What is not so obvious is why God, amid all His re-creative activity after destroying the earth in the Flood, even remembered Noah and the other still-living creatures on the ark. The ultimate reason for God's remembrance is that He had made a promise in the form of a covenant with Noah about this very thing in Genesis 6:17-19:
And behold, I Myself am bringing floodwaters on the earth, to destroy from under heaven all flesh in which is the breath of life; everything that is on the earth shall die. But I will establish My covenant with you; and you shall go into the ark—you, your sons, your wife, and your sons' wives with you. And of every living thing of all flesh you shall bring two of every sort into the ark, to keep them alive with you; they shall be male and female.
God's remembrance of Noah—and eventually bringing the ark to rest on the mountains of Ararat—was His response to the agreement He had made with Noah. He remembered the terms of their covenant and acted appropriately, ensuring their survival through the Flood.
In the same narrative, the next use of zākar verifies this implication of the word: ". . . and I will remember My [rainbow] covenant which is between Me and you and every living creature of all flesh; the waters shall never again become a flood to destroy all flesh" (Genesis 9:15). We see it again in Genesis 19:29, where God remembers His covenant with Abraham and so saves Lot from the destruction of Sodom. In Exodus 6:5-6, He remembers the covenant and promises to bring Israel out of their Egyptian slavery. When Jerusalem was about to fall, Jeremiah cried to God, "Remember, do not break Your covenant with us" (Jeremiah 14:21).
These instances of zākar encourage us to see "Remember the Sabbath day" in Exodus 20:8 in a covenantal light. Since the Ten Commandments stand at the beginning of the Old Covenant, we would be foolish to ignore it. The people had already promised, "All that the LORD has spoken we will do" (Exodus 19:8), so God reminds them in the fourth commandment that they have a weekly observance to perform as a solemn duty under the covenant. If they wished to receive all the promised blessings, they had to keep the Sabbath holy.
God reinforces the importance of the Sabbath as a covenantal responsibility in Exodus 31:12-17. Notice verse 16: "Therefore the children of Israel shall keep the Sabbath, to observe the Sabbath throughout their generations as a perpetual covenant." The Sabbath itself is a separate covenant within the covenant! As in the Ten Commandments itself, God makes a particular point of distinguishing Sabbath-keeping from other covenant responsibilities.

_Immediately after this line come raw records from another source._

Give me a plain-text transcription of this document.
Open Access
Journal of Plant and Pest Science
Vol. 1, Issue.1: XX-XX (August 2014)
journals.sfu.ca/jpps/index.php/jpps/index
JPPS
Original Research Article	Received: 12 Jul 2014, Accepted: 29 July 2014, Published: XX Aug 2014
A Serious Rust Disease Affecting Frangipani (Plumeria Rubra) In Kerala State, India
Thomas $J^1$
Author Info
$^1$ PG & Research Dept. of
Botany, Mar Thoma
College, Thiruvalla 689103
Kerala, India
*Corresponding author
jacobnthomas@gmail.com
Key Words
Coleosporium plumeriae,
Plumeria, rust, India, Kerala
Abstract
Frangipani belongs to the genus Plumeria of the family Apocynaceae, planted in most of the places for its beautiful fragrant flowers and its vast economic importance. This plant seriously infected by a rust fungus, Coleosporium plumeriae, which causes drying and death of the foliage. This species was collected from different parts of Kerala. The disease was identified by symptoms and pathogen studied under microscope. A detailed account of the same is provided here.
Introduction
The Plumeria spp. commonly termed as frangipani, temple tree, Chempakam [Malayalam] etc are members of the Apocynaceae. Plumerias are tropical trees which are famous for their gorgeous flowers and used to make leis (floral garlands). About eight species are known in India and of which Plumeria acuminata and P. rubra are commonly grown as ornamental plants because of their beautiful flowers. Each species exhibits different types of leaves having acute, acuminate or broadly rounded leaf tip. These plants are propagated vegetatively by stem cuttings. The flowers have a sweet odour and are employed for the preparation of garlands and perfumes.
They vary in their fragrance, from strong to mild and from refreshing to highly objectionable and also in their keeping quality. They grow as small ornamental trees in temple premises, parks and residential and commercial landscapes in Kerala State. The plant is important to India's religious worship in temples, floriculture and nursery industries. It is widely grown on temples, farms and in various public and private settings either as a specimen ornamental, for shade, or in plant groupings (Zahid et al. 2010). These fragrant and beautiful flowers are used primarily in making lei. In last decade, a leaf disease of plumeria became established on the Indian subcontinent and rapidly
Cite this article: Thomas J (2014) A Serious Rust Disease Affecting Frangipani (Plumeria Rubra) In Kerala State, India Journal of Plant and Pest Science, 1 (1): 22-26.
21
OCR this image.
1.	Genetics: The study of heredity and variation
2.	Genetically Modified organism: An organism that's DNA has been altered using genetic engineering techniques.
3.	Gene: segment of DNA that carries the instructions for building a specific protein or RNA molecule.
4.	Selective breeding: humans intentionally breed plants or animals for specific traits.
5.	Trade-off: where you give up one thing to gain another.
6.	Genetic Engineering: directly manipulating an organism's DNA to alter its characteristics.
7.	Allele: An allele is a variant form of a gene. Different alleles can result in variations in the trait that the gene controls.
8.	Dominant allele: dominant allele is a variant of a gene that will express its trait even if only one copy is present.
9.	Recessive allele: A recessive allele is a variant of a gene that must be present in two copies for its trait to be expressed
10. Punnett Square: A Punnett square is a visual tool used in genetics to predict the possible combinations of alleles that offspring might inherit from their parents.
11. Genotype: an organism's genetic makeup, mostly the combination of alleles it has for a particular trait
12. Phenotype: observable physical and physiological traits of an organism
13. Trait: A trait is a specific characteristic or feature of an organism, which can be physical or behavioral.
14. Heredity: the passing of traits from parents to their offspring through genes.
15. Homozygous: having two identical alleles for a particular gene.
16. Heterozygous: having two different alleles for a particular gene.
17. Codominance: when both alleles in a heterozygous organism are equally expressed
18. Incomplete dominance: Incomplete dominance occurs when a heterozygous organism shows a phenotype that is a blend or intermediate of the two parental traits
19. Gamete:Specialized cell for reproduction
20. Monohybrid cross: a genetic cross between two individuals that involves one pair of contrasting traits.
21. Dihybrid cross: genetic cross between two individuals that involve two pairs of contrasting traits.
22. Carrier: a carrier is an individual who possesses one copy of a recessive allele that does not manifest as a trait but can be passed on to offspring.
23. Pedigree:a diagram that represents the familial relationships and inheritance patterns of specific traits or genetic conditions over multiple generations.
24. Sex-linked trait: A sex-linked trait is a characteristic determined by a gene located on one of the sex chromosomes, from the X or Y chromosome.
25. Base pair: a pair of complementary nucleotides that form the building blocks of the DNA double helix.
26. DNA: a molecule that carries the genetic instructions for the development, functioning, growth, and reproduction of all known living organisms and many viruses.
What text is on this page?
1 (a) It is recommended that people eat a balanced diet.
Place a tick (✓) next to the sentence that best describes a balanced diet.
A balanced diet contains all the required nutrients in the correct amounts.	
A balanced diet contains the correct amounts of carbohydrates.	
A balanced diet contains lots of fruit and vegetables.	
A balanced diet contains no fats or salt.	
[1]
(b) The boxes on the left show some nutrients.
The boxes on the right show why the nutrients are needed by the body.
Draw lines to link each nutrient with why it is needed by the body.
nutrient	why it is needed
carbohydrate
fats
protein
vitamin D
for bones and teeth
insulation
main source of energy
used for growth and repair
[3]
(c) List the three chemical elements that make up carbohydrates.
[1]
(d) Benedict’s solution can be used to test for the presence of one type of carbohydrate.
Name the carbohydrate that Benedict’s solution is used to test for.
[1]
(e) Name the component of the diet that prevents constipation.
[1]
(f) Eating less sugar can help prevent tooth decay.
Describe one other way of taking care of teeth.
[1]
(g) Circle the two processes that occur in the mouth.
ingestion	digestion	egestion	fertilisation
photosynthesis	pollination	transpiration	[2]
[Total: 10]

What is so special about keeping the Sabbath holy? The answer appears in the same passage: "Surely My Sabbaths you shall keep, for it is a sign between Me and you throughout your generations, that you may know that I am the LORD who sanctifies you" (Exodus 31:13; emphasis ours). The upshot of keeping the Sabbath under the covenant is that doing so ensures that we remain holy or sanctified. The Sabbath not only acts as a sign of who God's people are, setting them apart from other peoples who do not keep His laws, but it is also the day in which God's people meet with Him in holy convocation to learn and grow in holiness and righteousness, which is the ongoing process of sanctification. If we fail to meet with Him on His day, we will eventually lose our understanding of what is godly and slip back into the world from which He called us.
As God's chosen people, we must remember that observing the Sabbath day is our solemn responsibility under the New Covenant we have made with Him. Understanding its importance to us and our great hope to attain the Kingdom of God, we can do nothing but keep it holy.